Gerard SEKOTO (1913 – 1993)

Husband and Wife by Gerard Sekoto
Husband And Wife
1949 – 1952
oil on canvas

33 x 41.5 cm

BIOGRAPHY

Gerard Sekoto was born in Botshabelo, a German Lutheran Mission Station in the then Eastern Transvaal (now Mpumalanga), in the year in which the Natives Land Act was passed, resulting in many black South Africans being forcibly removed from their own land.

When Sekoto was five years old, his father was posted by the Lutheran Church to their mission school on the farm Wonderhoek, also in the Middelburg District. There, Sekoto spent his most formative years. He nurtured the memories of his rural childhood for the rest of his life, and in his letters he dwells at length on the experiences of his youth and early family life. The love and security he was shown as a child were a source of solace and strength during the difficult later years of his exile.

Sekoto started drawing early but did not have access to colour pencils until he was a teenager. On leaving school, Sekoto attended the Lutheran Mission Teacher Training College, Grace Dieu, in Pietersburg (now Polokwane), where, unusually, art classes were offered as part of the curriculum. While his training was in sculptural work, Sekoto had always favoured painting and drawing as means of expression. He worked at first with the relatively affordable medium of watercolour or tempera and later graduated to the more expensive medium of oil-painting as his ambitions grew.
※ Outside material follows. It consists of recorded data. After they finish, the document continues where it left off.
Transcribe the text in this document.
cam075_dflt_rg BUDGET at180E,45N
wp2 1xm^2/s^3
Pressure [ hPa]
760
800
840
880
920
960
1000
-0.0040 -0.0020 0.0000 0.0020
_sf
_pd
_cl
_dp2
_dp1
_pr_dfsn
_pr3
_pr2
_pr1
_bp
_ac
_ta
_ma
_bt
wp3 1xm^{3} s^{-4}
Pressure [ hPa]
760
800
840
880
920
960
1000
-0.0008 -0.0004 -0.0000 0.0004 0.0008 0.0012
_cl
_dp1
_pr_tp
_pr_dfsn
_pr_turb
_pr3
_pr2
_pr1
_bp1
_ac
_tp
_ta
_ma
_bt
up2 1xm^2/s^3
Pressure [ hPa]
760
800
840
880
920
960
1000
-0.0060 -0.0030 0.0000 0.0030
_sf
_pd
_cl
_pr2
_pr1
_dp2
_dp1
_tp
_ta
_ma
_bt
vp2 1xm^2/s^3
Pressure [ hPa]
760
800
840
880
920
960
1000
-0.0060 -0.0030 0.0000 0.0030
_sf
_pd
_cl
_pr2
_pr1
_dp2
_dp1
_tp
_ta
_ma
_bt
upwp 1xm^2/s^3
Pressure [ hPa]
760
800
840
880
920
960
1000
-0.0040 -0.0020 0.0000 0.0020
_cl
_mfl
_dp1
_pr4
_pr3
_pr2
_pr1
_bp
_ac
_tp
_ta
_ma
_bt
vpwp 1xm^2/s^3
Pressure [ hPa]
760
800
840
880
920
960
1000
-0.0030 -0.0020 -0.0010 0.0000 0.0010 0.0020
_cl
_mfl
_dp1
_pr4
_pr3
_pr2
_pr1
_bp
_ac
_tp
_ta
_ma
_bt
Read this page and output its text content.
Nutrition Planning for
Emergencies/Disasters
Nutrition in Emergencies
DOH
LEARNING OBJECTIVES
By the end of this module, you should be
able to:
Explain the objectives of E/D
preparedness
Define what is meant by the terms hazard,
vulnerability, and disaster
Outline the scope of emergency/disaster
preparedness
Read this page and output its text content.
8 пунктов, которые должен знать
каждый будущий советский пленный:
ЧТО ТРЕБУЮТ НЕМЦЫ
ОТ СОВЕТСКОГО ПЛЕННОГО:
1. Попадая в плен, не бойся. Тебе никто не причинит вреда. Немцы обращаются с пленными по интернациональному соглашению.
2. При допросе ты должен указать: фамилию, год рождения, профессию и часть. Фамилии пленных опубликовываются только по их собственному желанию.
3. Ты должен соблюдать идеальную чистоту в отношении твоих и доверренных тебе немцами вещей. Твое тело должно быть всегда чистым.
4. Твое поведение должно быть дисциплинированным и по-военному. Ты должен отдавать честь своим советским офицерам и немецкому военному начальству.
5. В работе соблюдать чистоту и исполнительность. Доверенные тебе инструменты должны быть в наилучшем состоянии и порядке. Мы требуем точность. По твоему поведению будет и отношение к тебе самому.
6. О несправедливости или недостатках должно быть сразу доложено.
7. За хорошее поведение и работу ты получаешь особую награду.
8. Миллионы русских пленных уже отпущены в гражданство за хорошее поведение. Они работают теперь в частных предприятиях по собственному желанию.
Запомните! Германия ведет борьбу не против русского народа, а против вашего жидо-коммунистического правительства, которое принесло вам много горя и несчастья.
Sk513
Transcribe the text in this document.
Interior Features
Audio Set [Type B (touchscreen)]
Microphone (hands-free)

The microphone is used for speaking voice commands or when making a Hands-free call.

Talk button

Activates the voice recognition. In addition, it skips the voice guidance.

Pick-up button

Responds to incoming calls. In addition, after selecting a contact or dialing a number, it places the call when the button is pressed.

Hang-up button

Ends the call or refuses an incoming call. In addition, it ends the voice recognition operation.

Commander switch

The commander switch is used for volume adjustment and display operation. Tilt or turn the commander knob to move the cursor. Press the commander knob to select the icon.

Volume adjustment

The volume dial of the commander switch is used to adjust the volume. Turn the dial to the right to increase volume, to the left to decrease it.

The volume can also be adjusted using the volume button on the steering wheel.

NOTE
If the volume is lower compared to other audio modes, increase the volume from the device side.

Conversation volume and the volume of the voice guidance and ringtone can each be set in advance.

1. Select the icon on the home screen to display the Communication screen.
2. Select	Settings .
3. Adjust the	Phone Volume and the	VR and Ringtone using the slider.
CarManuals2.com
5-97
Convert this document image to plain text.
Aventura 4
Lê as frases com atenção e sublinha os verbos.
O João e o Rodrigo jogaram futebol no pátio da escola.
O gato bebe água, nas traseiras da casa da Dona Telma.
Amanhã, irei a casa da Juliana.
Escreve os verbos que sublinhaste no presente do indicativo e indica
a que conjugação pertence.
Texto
His first solo exhibition, unusual at the time for a black artist, took place in Johannesburg in 1939, and in 1940, the Johannesburg Art Gallery bought his painting Yellow Houses – A Street in Sophiatown, its first acquisition of a work by a black artist. It is said that Sekoto had to pretend to be a cleaner, at that time, in order to see his own painting hanging in the gallery.

Sekoto’s experiences living in Sophiatown (Johannesburg), District Six (Cape Town), and Eastwood (Pretoria) gave rise to paintings that record the both the vitality and hardships of township life. His paintings from that time are historical records of a now vanished way of life. All three areas were bulldozed in the 1950s and 1960s.

In Cape Town, he became friendly with the founder members of the New Group, who were dedicated to modernising South Africa’s generally conservative art scene. A friendship with New Group sculptor Lippy Lipshitz was particularly important: it cemented Sekoto’s desire to bring sculptural weight into painting and awakened an interest in the African sculptural tradition that had inspired modernist artists like Picasso and Matisse.

By the mid-1940s, Sekoto had carved out a reputation within South Africa as an important figure; he had exhibited alone and with others in provincial and national shows and was the only black artist selected to show in the South African Art Exhibition, which opened at London’s Tate Gallery in September 1948. But he was acutely aware that his opportunities remained limited in apartheid South Africa.

In 1947, Sekoto made the momentous decision to leave the country of birth and travel to Paris, where he would remain for the rest of his life. Although his early days in Paris were difficult, France brought new inspiration. Even so, it was images of South African township life that remained his favoured theme long after he had left the country.

Towards the end of his life, Sekoto’s art increasingly gained recognition, mainly through the pioneering work of Barbara Lindop. Her research brought to life many paintings thought to have been lost, and, through her correspondence with Sekoto, she was able to confirm details of his life before his death in 1993.

In her 1995 book, Lindop introduces the extraordinary life story of Gerard Sekoto accompanied by full colour plates of his most powerful, stirring works of art.